When It's Autumn

That autumn, Ilse heard many things. As she walked through town, she heard the whispers of the girls she'd gone to school with years ago, and whom she'd talked to only weeks before, their hushed voices rising and falling in the still air like the flutter of moths' wings, so she caught only snatches.

"Almost never goes home now." That was Anna, huddled in a tight circle with Thea and Martha by the bridge.

"My mother spoke with hers." Thea this time.

"Still living with those artists. Living with them and sharing their beds and who knows what else." Martha.

That one stung a bit. She'd always thought that Martha, at least, understood a little.

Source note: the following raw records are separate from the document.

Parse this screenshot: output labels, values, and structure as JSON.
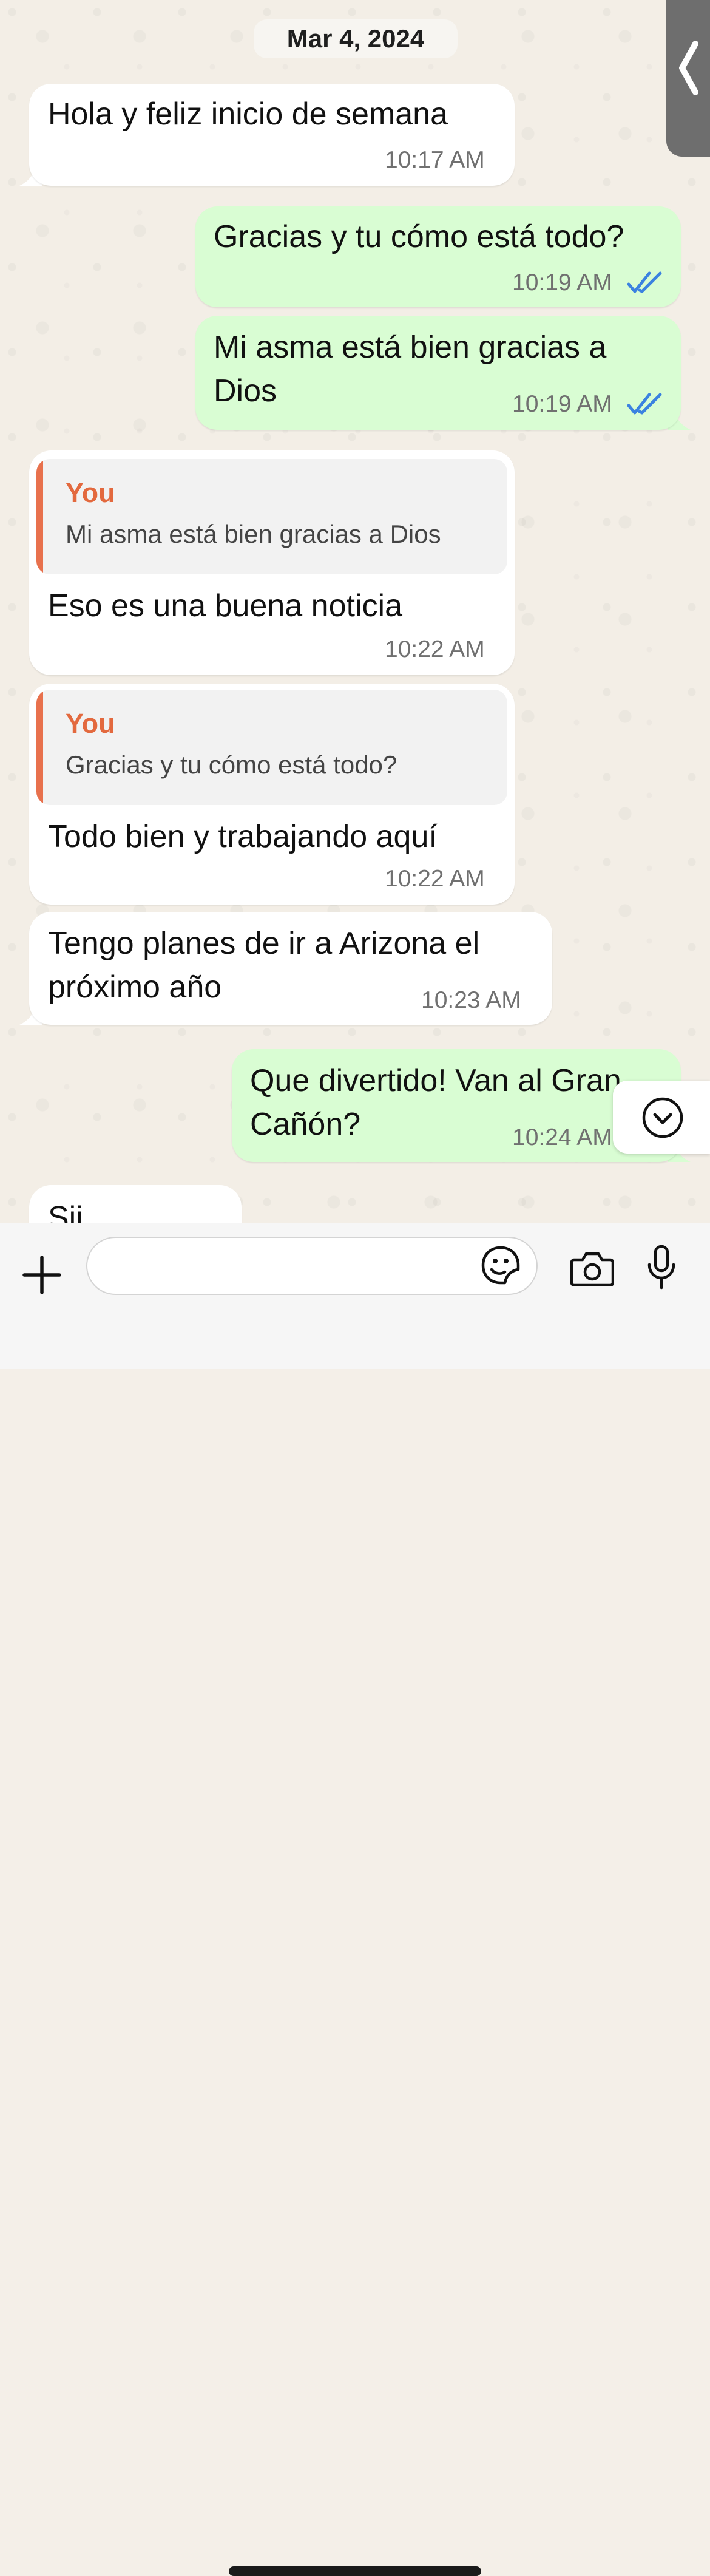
{
  "chat": {
    "date_label": "Mar 4, 2024",
    "messages": [
      {
        "direction": "in",
        "text_lines": [
          "Hola y feliz inicio de semana"
        ],
        "time": "10:17 AM"
      },
      {
        "direction": "out",
        "text_lines": [
          "Gracias y tu cómo está todo?"
        ],
        "time": "10:19 AM",
        "status": "read"
      },
      {
        "direction": "out",
        "text_lines": [
          "Mi asma está bien gracias a",
          "Dios"
        ],
        "time": "10:19 AM",
        "status": "read"
      },
      {
        "direction": "in",
        "quote": {
          "author": "You",
          "text": "Mi asma está bien gracias a Dios"
        },
        "text_lines": [
          "Eso es una buena noticia"
        ],
        "time": "10:22 AM"
      },
      {
        "direction": "in",
        "quote": {
          "author": "You",
          "text": "Gracias y tu cómo está todo?"
        },
        "text_lines": [
          "Todo bien y trabajando aquí"
        ],
        "time": "10:22 AM"
      },
      {
        "direction": "in",
        "text_lines": [
          "Tengo planes de ir a Arizona el",
          "próximo año"
        ],
        "time": "10:23 AM"
      },
      {
        "direction": "out",
        "text_lines": [
          "Que divertido! Van al Gran",
          "Cañón?"
        ],
        "time": "10:24 AM"
      },
      {
        "direction": "in",
        "text_lines": [
          "Sii"
        ],
        "time": ""
      }
    ]
  },
  "colors": {
    "incoming_bubble": "#ffffff",
    "outgoing_bubble": "#d9fdd3",
    "quote_accent": "#e3693e",
    "read_ticks": "#3b82e0",
    "chat_background": "#f3eee6"
  },
  "icons": {
    "side_tab": "chevron-left-icon",
    "scroll_down": "chevron-down-circle-icon",
    "attach": "plus-icon",
    "sticker": "sticker-icon",
    "camera": "camera-icon",
    "mic": "microphone-icon",
    "read_status": "double-check-icon"
  }
}
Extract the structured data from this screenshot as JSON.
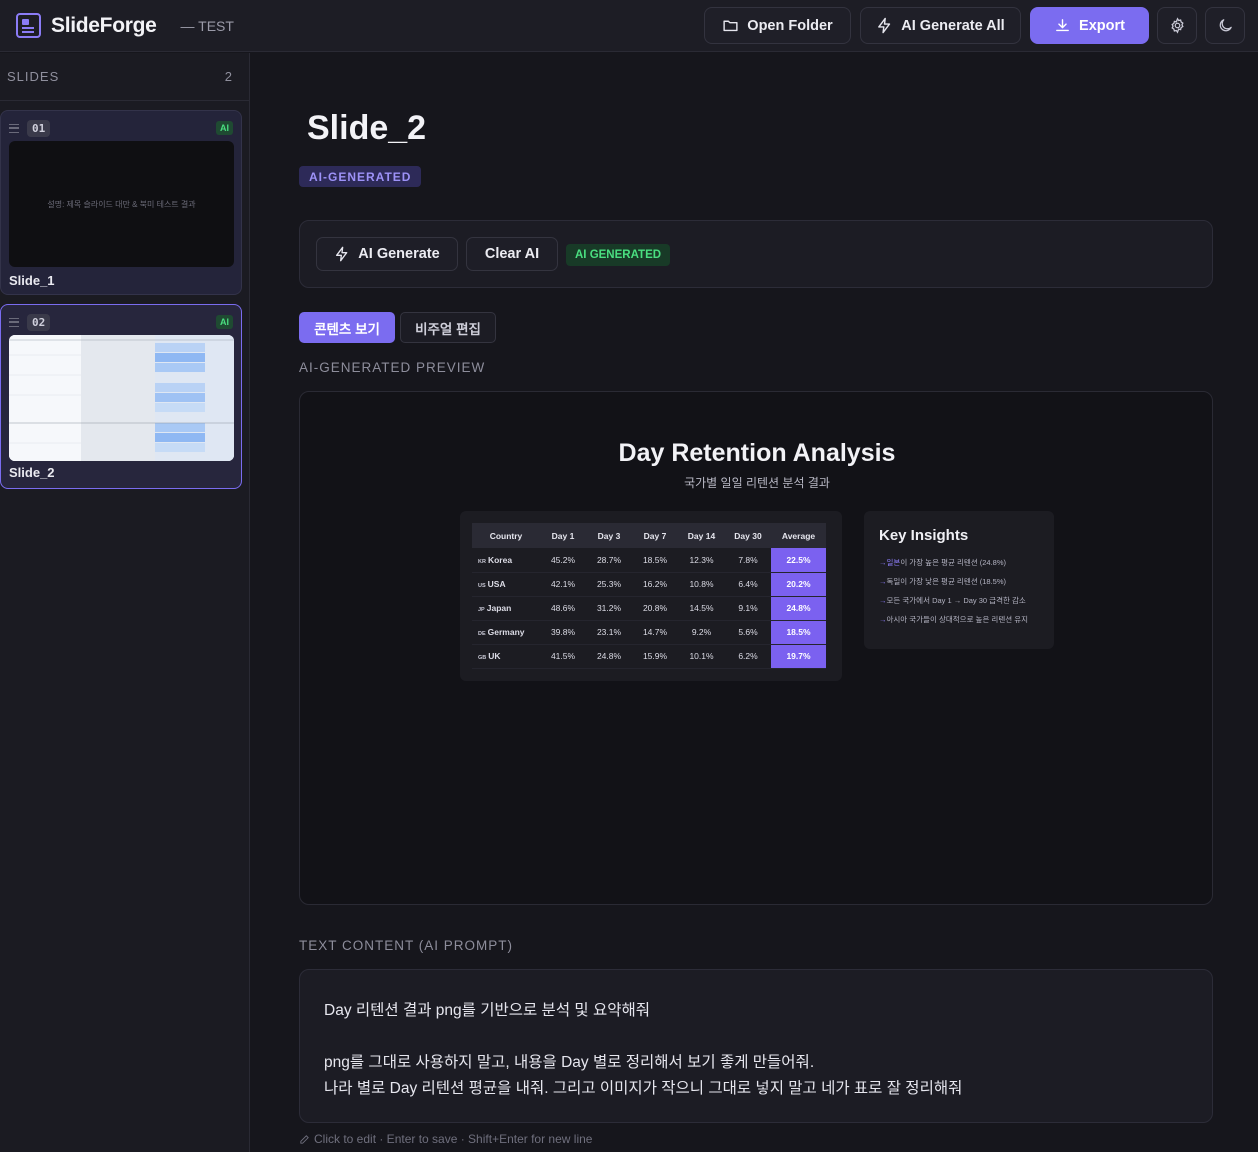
{
  "header": {
    "app_name": "SlideForge",
    "project_label": "— TEST",
    "open_folder_label": "Open Folder",
    "ai_generate_all_label": "AI Generate All",
    "export_label": "Export",
    "icons": {
      "logo": "slides-logo-icon",
      "folder": "folder-icon",
      "bolt": "bolt-icon",
      "download": "download-icon",
      "settings": "gear-icon",
      "theme": "moon-icon"
    }
  },
  "sidebar": {
    "title": "SLIDES",
    "count": "2",
    "slides": [
      {
        "number": "01",
        "badge": "AI",
        "name": "Slide_1",
        "thumb_text": "설명: 제목 슬라이드 대만 & 북미 테스트 결과"
      },
      {
        "number": "02",
        "badge": "AI",
        "name": "Slide_2"
      }
    ]
  },
  "main": {
    "title": "Slide_2",
    "badge": "AI-GENERATED",
    "ai_generate_label": "AI Generate",
    "clear_ai_label": "Clear AI",
    "generated_pill": "AI GENERATED",
    "tabs": [
      "콘텐츠 보기",
      "비주얼 편집"
    ],
    "preview_label": "AI-GENERATED PREVIEW",
    "text_content_label": "TEXT CONTENT (AI PROMPT)",
    "prompt_lines": [
      "Day 리텐션 결과 png를 기반으로 분석 및 요약해줘",
      "png를 그대로 사용하지 말고, 내용을 Day 별로 정리해서 보기 좋게 만들어줘.",
      "나라 별로 Day 리텐션 평균을 내줘. 그리고 이미지가 작으니 그대로 넣지 말고 네가 표로 잘 정리해줘"
    ],
    "hint": "Click to edit · Enter to save · Shift+Enter for new line"
  },
  "preview": {
    "title": "Day Retention Analysis",
    "subtitle": "국가별 일일 리텐션 분석 결과",
    "table": {
      "headers": [
        "Country",
        "Day 1",
        "Day 3",
        "Day 7",
        "Day 14",
        "Day 30",
        "Average"
      ],
      "rows": [
        {
          "flag": "KR",
          "country": "Korea",
          "values": [
            "45.2%",
            "28.7%",
            "18.5%",
            "12.3%",
            "7.8%"
          ],
          "avg": "22.5%"
        },
        {
          "flag": "US",
          "country": "USA",
          "values": [
            "42.1%",
            "25.3%",
            "16.2%",
            "10.8%",
            "6.4%"
          ],
          "avg": "20.2%"
        },
        {
          "flag": "JP",
          "country": "Japan",
          "values": [
            "48.6%",
            "31.2%",
            "20.8%",
            "14.5%",
            "9.1%"
          ],
          "avg": "24.8%"
        },
        {
          "flag": "DE",
          "country": "Germany",
          "values": [
            "39.8%",
            "23.1%",
            "14.7%",
            "9.2%",
            "5.6%"
          ],
          "avg": "18.5%"
        },
        {
          "flag": "GB",
          "country": "UK",
          "values": [
            "41.5%",
            "24.8%",
            "15.9%",
            "10.1%",
            "6.2%"
          ],
          "avg": "19.7%"
        }
      ]
    },
    "insights": {
      "title": "Key Insights",
      "items": [
        {
          "arrow": "→",
          "highlight": "일본",
          "text": "이 가장 높은 평균 리텐션 (24.8%)"
        },
        {
          "arrow": "→",
          "highlight": "",
          "text": "독일이 가장 낮은 평균 리텐션 (18.5%)"
        },
        {
          "arrow": "→",
          "highlight": "",
          "text": "모든 국가에서 Day 1 → Day 30 급격한 감소"
        },
        {
          "arrow": "→",
          "highlight": "",
          "text": "아시아 국가들이 상대적으로 높은 리텐션 유지"
        }
      ]
    }
  },
  "colors": {
    "accent": "#7b6cf0",
    "success": "#4ade80",
    "background": "#16161c"
  }
}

As she walked on, out of earshot, she heard the crisp leaves swirling around her bare feet, skittering along the ground and crunching under her soles, grinding into ash that stuck to her skin. It was really getting to cold to be going without shoes, but Ilse didn't care. This way, she could make sure her feet stayed planted on the ground, instead of floating up as they'd like to do, carrying the rest of her off with them to who know where.

When she made it back to the nest of huts and lofts that made up the artists' encampment on the outskirts of town, Ilse heard not leaves and whispers, but the less elusive sounds of brushes dipping into paint and slithering over canvas. The reality of those sounds though, the knowledge that they couldn't fly away in the night like the whispers and the leaves and her own fanciful yearnings, made them that much more sinister.

Ilse sat still as Heinrich or Berlioz or one of the others painted her in a white shift or a green robe, playing the parts or a beggar maid or the Queen of Sheba.

She used to become the parts she was asked to play as she sat there, but not anymore.

Not since him.

With this thought, Ilse couldn't stop her mind from alighting on that confusing, wonderful-horrible afternoon and filling with the image of a boy, a man really. Moritz. It had been two days since she'd climbed the wall beside his grave, over by the side on not-quite-hallowed-but-not-unhallowed ground. A fair compromise.

But you can't ever compromise with the dead, Ilse had learned as she whispered to flowers that never spoke back, no matter how hard she listened. Perhaps even trying was useless.

Besides, it was autumn now, and flowers were harder to find. Ilse felt that if she listened carefully, she could almost hear each petal falling gently to the cold, hard ground.